Les faits.
Mme D. a été nommée en qualité de praticien hospitalier par le centre national de gestion des praticiens hospitaliers et des personnels de la fonction publique hospitalière pour une période probatoire d’un an à compter du 15 février 2012 et affectée au centre hospitalier de Niort (Deux-Sèvres), dans le pôle d’oncologie médicale et soins de support.
À l’issue de cette période, le chef de pôle, le président de la commission médicale d’établissement et le directeur du centre hospitalier ont émis des avis défavorables à sa titularisation.
La commission statutaire nationale s’est prononcée pour un licenciement pour inaptitude aux fonctions par neuf voix favorables et deux abstentions.
Mme D. a donc été licenciée pour inaptitude à l’exercice des fonctions de praticien hospitalier par un arrêté du 17 décembre 2013 de la directrice générale du Centre national de gestion des praticiens hospitaliers et des personnels de la fonction publique hospitalière.
Procédure.
Mme D. a demandé l’annulation de cet arrêté au tribunal administratif de Poitiers, lequel a rejeté sa demande par jugement du 25 mars 2015. La Cour administrative d’appel de Bordeaux était saisie d’un appel en annulation du jugement.
1er enseignement : Ni la décision de refus de titularisation, ni la décision de licenciement en découlant n’ont pas à être précédées d’une procédure contradictoire.
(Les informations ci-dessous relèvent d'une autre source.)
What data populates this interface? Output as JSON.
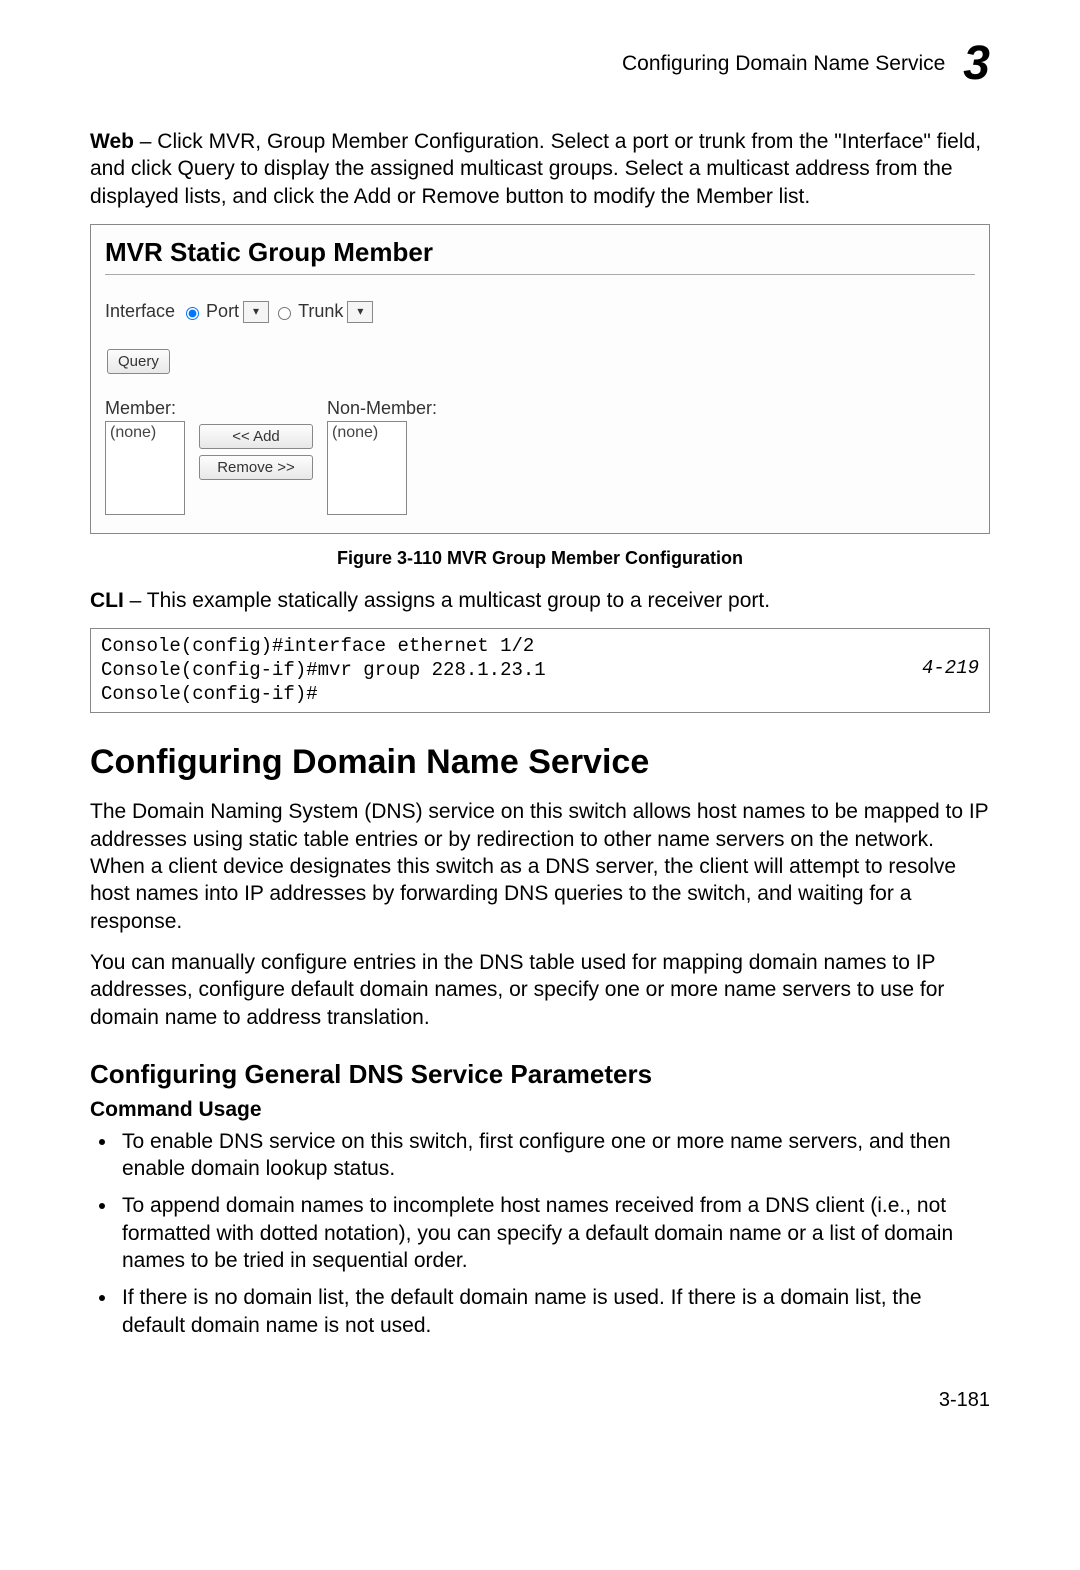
{
  "header": {
    "title": "Configuring Domain Name Service",
    "chapter": "3"
  },
  "web_para_prefix": "Web",
  "web_para": " – Click MVR, Group Member Configuration. Select a port or trunk from the \"Interface\" field, and click Query to display the assigned multicast groups. Select a multicast address from the displayed lists, and click the Add or Remove button to modify the Member list.",
  "figure": {
    "panel_title": "MVR Static Group Member",
    "interface_label": "Interface",
    "port_label": "Port",
    "trunk_label": "Trunk",
    "query_btn": "Query",
    "member_label": "Member:",
    "nonmember_label": "Non-Member:",
    "member_value": "(none)",
    "nonmember_value": "(none)",
    "add_btn": "<< Add",
    "remove_btn": "Remove >>",
    "caption": "Figure 3-110  MVR Group Member Configuration"
  },
  "cli_para_prefix": "CLI",
  "cli_para": " – This example statically assigns a multicast group to a receiver port.",
  "cli": {
    "line1": "Console(config)#interface ethernet 1/2",
    "line2": "Console(config-if)#mvr group 228.1.23.1",
    "line3": "Console(config-if)#",
    "ref": "4-219"
  },
  "section": {
    "h1": "Configuring Domain Name Service",
    "p1": "The Domain Naming System (DNS) service on this switch allows host names to be mapped to IP addresses using static table entries or by redirection to other name servers on the network. When a client device designates this switch as a DNS server, the client will attempt to resolve host names into IP addresses by forwarding DNS queries to the switch, and waiting for a response.",
    "p2": "You can manually configure entries in the DNS table used for mapping domain names to IP addresses, configure default domain names, or specify one or more name servers to use for domain name to address translation.",
    "h2": "Configuring General DNS Service Parameters",
    "h3": "Command Usage",
    "bullets": [
      "To enable DNS service on this switch, first configure one or more name servers, and then enable domain lookup status.",
      "To append domain names to incomplete host names received from a DNS client (i.e., not formatted with dotted notation), you can specify a default domain name or a list of domain names to be tried in sequential order.",
      "If there is no domain list, the default domain name is used. If there is a domain list, the default domain name is not used."
    ]
  },
  "page_number": "3-181"
}
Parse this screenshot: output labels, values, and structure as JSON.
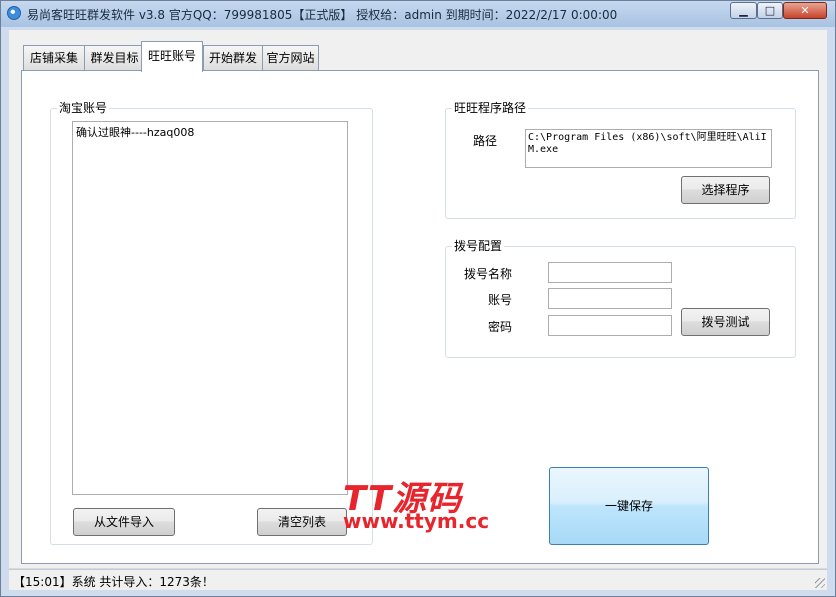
{
  "window": {
    "title": "易尚客旺旺群发软件 v3.8 官方QQ：799981805【正式版】 授权给：admin  到期时间：2022/2/17 0:00:00",
    "minimize_glyph": "▁",
    "maximize_glyph": "□",
    "close_glyph": "✕"
  },
  "tabs": [
    {
      "label": "店铺采集"
    },
    {
      "label": "群发目标"
    },
    {
      "label": "旺旺账号",
      "active": true
    },
    {
      "label": "开始群发"
    },
    {
      "label": "官方网站"
    }
  ],
  "taobao_accounts": {
    "group_title": "淘宝账号",
    "items": [
      "确认过眼神----hzaq008"
    ],
    "import_button": "从文件导入",
    "clear_button": "清空列表"
  },
  "wangwang_path": {
    "group_title": "旺旺程序路径",
    "path_label": "路径",
    "path_value": "C:\\Program Files (x86)\\soft\\阿里旺旺\\AliIM.exe",
    "choose_button": "选择程序"
  },
  "dial_config": {
    "group_title": "拨号配置",
    "name_label": "拨号名称",
    "account_label": "账号",
    "password_label": "密码",
    "name_value": "",
    "account_value": "",
    "password_value": "",
    "test_button": "拨号测试"
  },
  "save_button": "一键保存",
  "status": {
    "text": "【15:01】系统 共计导入：1273条！"
  },
  "watermark": {
    "logo": "TT源码",
    "url": "www.ttym.cc",
    "color": "#e8242c"
  }
}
Il s’agit d’une jurisprudence constante en matière de refus de titularisation, qui ne diffère pas pour les praticiens hospitaliers. La Cour rappelle qu’après son recrutement, l’agent a la qualité ce stagiaire. Il se trouve donc dans une situation probatoire et provisoire. Du fait de cette situation, « alors même que la décision de ne pas le titulariser en fin de stage est fondée sur l’appréciation portée par l’autorité compétente sur son aptitude à exercer les fonctions auxquelles il peut être appelé et, de manière générale, sur sa manière de servir, et se trouve ainsi prise en considération de sa personne, elle n’est pas - sauf à revêtir le caractère d’une mesure disciplinaire - au nombre des mesures qui ne peuvent légalement intervenir sans que l’intéressé ait été mis à même de faire valoir ses observations ou de prendre connaissance de son dossier, et n’est soumise qu’aux formes et procédures expressément prévues par les lois et les règlements ». Il en est de même de la décision de licenciement.
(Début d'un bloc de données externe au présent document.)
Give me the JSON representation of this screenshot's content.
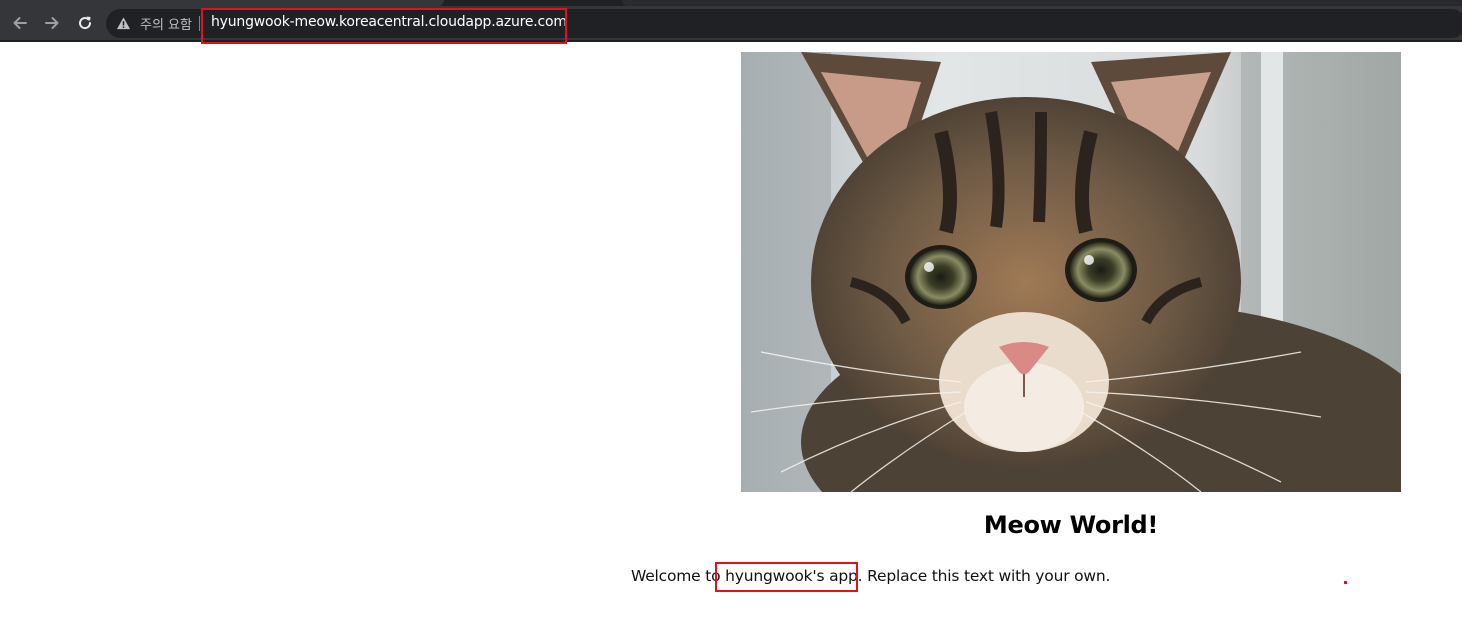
{
  "browser": {
    "security_label": "주의 요함",
    "url": "hyungwook-meow.koreacentral.cloudapp.azure.com",
    "icons": {
      "back": "back-arrow-icon",
      "forward": "forward-arrow-icon",
      "reload": "reload-icon",
      "warning": "warning-triangle-icon"
    }
  },
  "page": {
    "heading": "Meow World!",
    "welcome_prefix": "Welcome to ",
    "app_name": "hyungwook's app.",
    "welcome_suffix": " Replace this text with your own."
  },
  "colors": {
    "chrome_toolbar": "#35363a",
    "omnibox": "#202124",
    "highlight_box": "#e2121d"
  }
}
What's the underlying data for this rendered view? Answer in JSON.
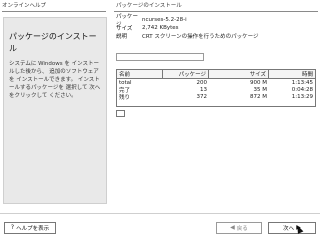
{
  "window": {
    "left_title": "オンラインヘルプ",
    "right_title": "パッケージのインストール"
  },
  "left": {
    "heading": "パッケージのインストール",
    "description": "システムに Windows を インストールした後から、 追加のソフトウェアを インストールできます。 インストールするパッケージを 選択して 次へ をクリックして ください。"
  },
  "info": {
    "rows": [
      {
        "key": "パッケージ",
        "value": "ncurses-5.2-28-i"
      },
      {
        "key": "サイズ",
        "value": "2,742 KBytes"
      },
      {
        "key": "説明",
        "value": "CRT スクリーンの操作を行うためのパッケージ"
      }
    ]
  },
  "search": {
    "value": ""
  },
  "table": {
    "headers": [
      "名前",
      "パッケージ",
      "サイズ",
      "時間"
    ],
    "rows": [
      {
        "name": "total",
        "packages": "200",
        "size": "900 M",
        "time": "1:13:45"
      },
      {
        "name": "完了",
        "packages": "13",
        "size": "35 M",
        "time": "0:04:28"
      },
      {
        "name": "残り",
        "packages": "372",
        "size": "872 M",
        "time": "1:13:29"
      }
    ]
  },
  "buttons": {
    "help": "ヘルプを表示",
    "back": "戻る",
    "next": "次へ"
  }
}
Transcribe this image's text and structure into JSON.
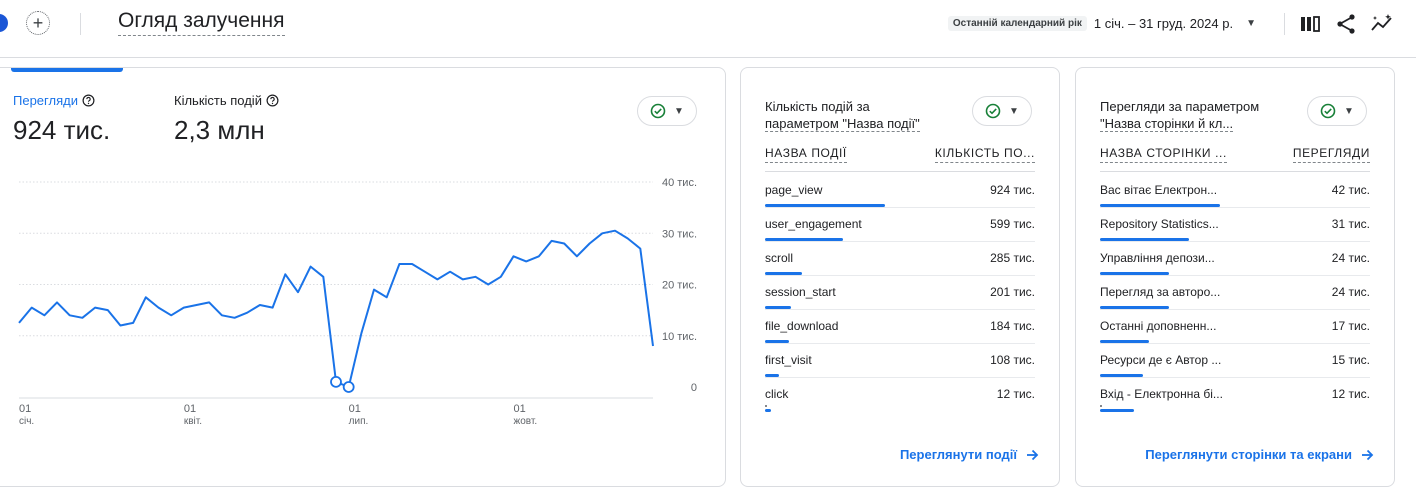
{
  "header": {
    "title": "Огляд залучення",
    "add_icon_glyph": "+",
    "date_preset": "Останній календарний рік",
    "date_range": "1 січ. – 31 груд. 2024 р.",
    "dropdown_icon": "▼",
    "icons": [
      "add-icon",
      "compare-icon",
      "share-icon",
      "insights-icon"
    ]
  },
  "main_card": {
    "metrics": [
      {
        "label": "Перегляди",
        "value": "924 тис."
      },
      {
        "label": "Кількість подій",
        "value": "2,3 млн"
      }
    ],
    "chart_data": {
      "type": "line",
      "series": [
        {
          "values": [
            12.5,
            15.5,
            14.0,
            16.5,
            14.0,
            13.5,
            15.5,
            15.0,
            12.0,
            12.5,
            17.5,
            15.5,
            14.0,
            15.5,
            16.0,
            16.5,
            14.0,
            13.5,
            14.5,
            16.0,
            15.5,
            22.0,
            18.5,
            23.5,
            21.5,
            1.0,
            0.0,
            10.5,
            19.0,
            17.5,
            24.0,
            24.0,
            22.5,
            21.0,
            22.5,
            21.0,
            21.5,
            20.0,
            21.5,
            25.5,
            24.5,
            25.5,
            28.5,
            28.0,
            25.5,
            28.0,
            30.0,
            30.5,
            29.0,
            27.0,
            8.0
          ]
        }
      ],
      "x_tick_labels": [
        {
          "day": "01",
          "month": "січ."
        },
        {
          "day": "01",
          "month": "квіт."
        },
        {
          "day": "01",
          "month": "лип."
        },
        {
          "day": "01",
          "month": "жовт."
        }
      ],
      "x_tick_indices": [
        0,
        13,
        26,
        39
      ],
      "y_ticks": [
        {
          "value": 0,
          "label": "0"
        },
        {
          "value": 10,
          "label": "10 тис."
        },
        {
          "value": 20,
          "label": "20 тис."
        },
        {
          "value": 30,
          "label": "30 тис."
        },
        {
          "value": 40,
          "label": "40 тис."
        }
      ],
      "ylim": [
        0,
        40
      ],
      "highlighted_points": [
        25,
        26
      ],
      "color": "#1a73e8",
      "grid": true
    }
  },
  "events_card": {
    "title_line1": "Кількість подій за",
    "title_line2": "параметром \"Назва події\"",
    "col_left": "НАЗВА ПОДІЇ",
    "col_right": "КІЛЬКІСТЬ ПО...",
    "rows": [
      {
        "name": "page_view",
        "value": "924 тис.",
        "share": 1.0
      },
      {
        "name": "user_engagement",
        "value": "599 тис.",
        "share": 0.648
      },
      {
        "name": "scroll",
        "value": "285 тис.",
        "share": 0.308
      },
      {
        "name": "session_start",
        "value": "201 тис.",
        "share": 0.218
      },
      {
        "name": "file_download",
        "value": "184 тис.",
        "share": 0.199
      },
      {
        "name": "first_visit",
        "value": "108 тис.",
        "share": 0.117
      },
      {
        "name": "click",
        "value": "12 тис.",
        "share": 0.013
      }
    ],
    "link": "Переглянути події"
  },
  "pages_card": {
    "title_line1": "Перегляди за параметром",
    "title_line2": "\"Назва сторінки й кл...",
    "col_left": "НАЗВА СТОРІНКИ ...",
    "col_right": "ПЕРЕГЛЯДИ",
    "rows": [
      {
        "name": "Вас вітає Електрон...",
        "value": "42 тис.",
        "share": 1.0
      },
      {
        "name": "Repository Statistics...",
        "value": "31 тис.",
        "share": 0.738
      },
      {
        "name": "Управління депози...",
        "value": "24 тис.",
        "share": 0.571
      },
      {
        "name": "Перегляд за авторо...",
        "value": "24 тис.",
        "share": 0.571
      },
      {
        "name": "Останні доповненн...",
        "value": "17 тис.",
        "share": 0.405
      },
      {
        "name": "Ресурси де є Автор ...",
        "value": "15 тис.",
        "share": 0.357
      },
      {
        "name": "Вхід - Електронна бі...",
        "value": "12 тис.",
        "share": 0.286
      }
    ],
    "link": "Переглянути сторінки та екрани"
  },
  "colors": {
    "accent": "#1a73e8",
    "status_ok": "#188038",
    "border": "#dadce0"
  }
}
2nd enseignement : Est légal l’arrêté de licenciement motivé par un comportement général pouvant avoir des conséquences dommageables sur la qualité et la continuité des soins.
Il est reproché à Mme D. l’absence d’esprit d’équipe, le rejet de toute contrainte institutionnelle, l’existence de conflits entre elle et des membres de l’encadrement médical et paramédical.
Pour la Cour, ces manquements ne relèvent pas d’un simple conflit avec le chef de pôle, puisque plusieurs avis concordent dans un même sens (chef de pôle, président de CME, directeur du centre hospitalier) et que la mission d’inspection de l’agence régionale de santé de Poitou-Charentes diligentée par la directrice du CNG concluait « à un comportement préjudiciable à l’activité du service et à un risque important de mise en danger des patients pris en charge ».
Si Mme D. dispose de bonnes compétences techniques et de bonnes relations avec les patients, cela ne suffit pas. Il faut aussi collaborer avec ses paires, entretenir des relations de bonne confraternité et exercer dans des conditions qui puissent compromettre la qualité des soins et des actes médicaux ou la sécurité des personnes examinées. Telles sont les obligations issues du code de déontologie médicale auquel est soumis tout médecin (articles R. 4217-54, R. 4127-56, R. 4127-71 CSP).
Il est notamment reproché à Mme D. d’avoir refusé « d’assurer autant de périodes d’astreinte que ses collègues ou d’être présente en fonction du planning des congés durant la période estivale (…) un tel comportement porte atteinte à la continuité des soins » ou encore de ne pas assister aux réunions de consultation pluridisciplinaires « dans un secteur caractérisé par la collégialité quant aux décisions à prendre pour la mise en place et le suivi de leurs traitements ». Son attitude avec l’ensemble des équipes, médicales et paramédicales, est également condamnée. Avec certains agents, Mme D. ne procédait à aucune communication orale et se bornait à des transmissions sous forme de brèves annotations manuscrites.
Mais il convient surtout de souligner que ce que les juges condamnent, ce n’est pas seulement un trait de caractère de Mme D., mais le fait que son comportement est de nature à compromettre la qualité de la prise en charge des patients. En effet, dans une équipe médicale hospitalière, le dialogue est indispensable pour une prise en charge optimale des patients. C’est donc bien la continuité et la qualité des soins qui sont mis en exergue pour justifier le licenciement.